While mediocre performance over Christmas has been blamed, it is also part of a wider restructuring for eBay, which announced on 30 September plans to split its central online sales business from the payments division PayPal later this year. eBay is now also looking to spin off its Enterprise division, which helps retailers to boost online sales.

John Donahoe, president and CEO of eBay, emphasised that Enterprise remained a “strong business and a leading partner for large retailers”.

“However,” he continued, “it has become clear that it has limited synergies with either business and a separation will allow both to focus exclusively on their core markets, as we create two independent world-class companies.”
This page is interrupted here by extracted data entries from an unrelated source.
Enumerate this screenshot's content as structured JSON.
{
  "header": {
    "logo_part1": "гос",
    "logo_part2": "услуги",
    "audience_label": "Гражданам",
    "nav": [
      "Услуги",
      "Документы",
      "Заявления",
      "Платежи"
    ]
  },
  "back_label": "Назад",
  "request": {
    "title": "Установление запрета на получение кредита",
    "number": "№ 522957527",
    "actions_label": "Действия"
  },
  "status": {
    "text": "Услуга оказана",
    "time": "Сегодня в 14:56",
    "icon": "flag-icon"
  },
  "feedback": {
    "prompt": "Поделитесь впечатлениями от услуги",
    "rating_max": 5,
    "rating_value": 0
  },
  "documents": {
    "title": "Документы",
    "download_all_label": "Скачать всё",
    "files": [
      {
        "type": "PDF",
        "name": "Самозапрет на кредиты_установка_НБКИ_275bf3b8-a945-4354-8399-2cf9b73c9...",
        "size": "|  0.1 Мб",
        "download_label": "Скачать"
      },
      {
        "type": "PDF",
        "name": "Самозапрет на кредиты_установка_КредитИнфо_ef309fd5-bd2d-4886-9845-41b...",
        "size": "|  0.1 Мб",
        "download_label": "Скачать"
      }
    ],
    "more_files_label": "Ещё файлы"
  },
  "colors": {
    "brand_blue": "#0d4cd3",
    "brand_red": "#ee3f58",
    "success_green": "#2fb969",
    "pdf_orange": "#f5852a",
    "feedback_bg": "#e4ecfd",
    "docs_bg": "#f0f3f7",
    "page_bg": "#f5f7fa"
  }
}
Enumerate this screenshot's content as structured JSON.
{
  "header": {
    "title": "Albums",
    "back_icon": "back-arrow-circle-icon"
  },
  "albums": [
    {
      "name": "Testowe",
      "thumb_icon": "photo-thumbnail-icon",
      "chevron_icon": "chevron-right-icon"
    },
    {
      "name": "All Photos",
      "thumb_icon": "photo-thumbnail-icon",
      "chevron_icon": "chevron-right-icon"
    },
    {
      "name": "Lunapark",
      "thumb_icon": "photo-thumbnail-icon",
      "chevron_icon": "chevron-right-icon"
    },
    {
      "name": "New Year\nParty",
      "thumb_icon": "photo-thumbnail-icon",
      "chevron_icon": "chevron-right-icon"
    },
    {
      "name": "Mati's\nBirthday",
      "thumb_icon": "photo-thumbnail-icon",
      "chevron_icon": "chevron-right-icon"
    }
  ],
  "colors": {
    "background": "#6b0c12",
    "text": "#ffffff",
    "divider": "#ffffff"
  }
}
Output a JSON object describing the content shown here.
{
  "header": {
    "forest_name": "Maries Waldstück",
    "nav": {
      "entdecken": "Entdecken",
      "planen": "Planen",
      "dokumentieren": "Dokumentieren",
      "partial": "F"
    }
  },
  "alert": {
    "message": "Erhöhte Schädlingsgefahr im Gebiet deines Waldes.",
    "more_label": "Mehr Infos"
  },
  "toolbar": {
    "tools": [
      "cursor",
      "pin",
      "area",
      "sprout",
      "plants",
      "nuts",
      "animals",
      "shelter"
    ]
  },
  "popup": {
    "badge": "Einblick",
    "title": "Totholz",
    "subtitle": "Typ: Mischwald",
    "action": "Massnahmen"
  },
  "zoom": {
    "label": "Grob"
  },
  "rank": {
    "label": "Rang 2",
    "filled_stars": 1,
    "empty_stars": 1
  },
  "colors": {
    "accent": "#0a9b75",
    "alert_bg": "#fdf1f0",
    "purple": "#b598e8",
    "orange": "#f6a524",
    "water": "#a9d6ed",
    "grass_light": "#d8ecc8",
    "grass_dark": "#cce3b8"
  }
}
Speaking more generally, Donahoe said, “In a year of unexpected events and distractions, we ended 2014 with double-digit revenue growth, solid earnings growth and strong cash flow, reflecting the fundamental strengths of our company.

PayPal had another strong quarter, finishing an excellent year. eBay, while facing challenges, continues to be a great business and is focused on stabilizing performance and engaging its core customers. Looking ahead, our plans are on track to separate eBay and PayPal into independent companies in the second half of 2015, and we are confident this is the right strategic path for each business.”

PayPal brought in 44% of eBay’s total revenue in 2014 and increased payment volume by 24% last quarter. Still, it has come under increased competition from new market entrants, in particular Apple Pay, which according to Apple CEO Tim Cook Apple Pay, activated more than 1m cards the 72 hours after its American launched on October 20.

Google, Apple and Facebook have all been rumoured to be interested in buying PayPal and activist investor Carl Icahn, who acquired a 0.82% stake in eBay last year, has negotiated the terms of the split such that a takeover of PayPal will be difficult to block.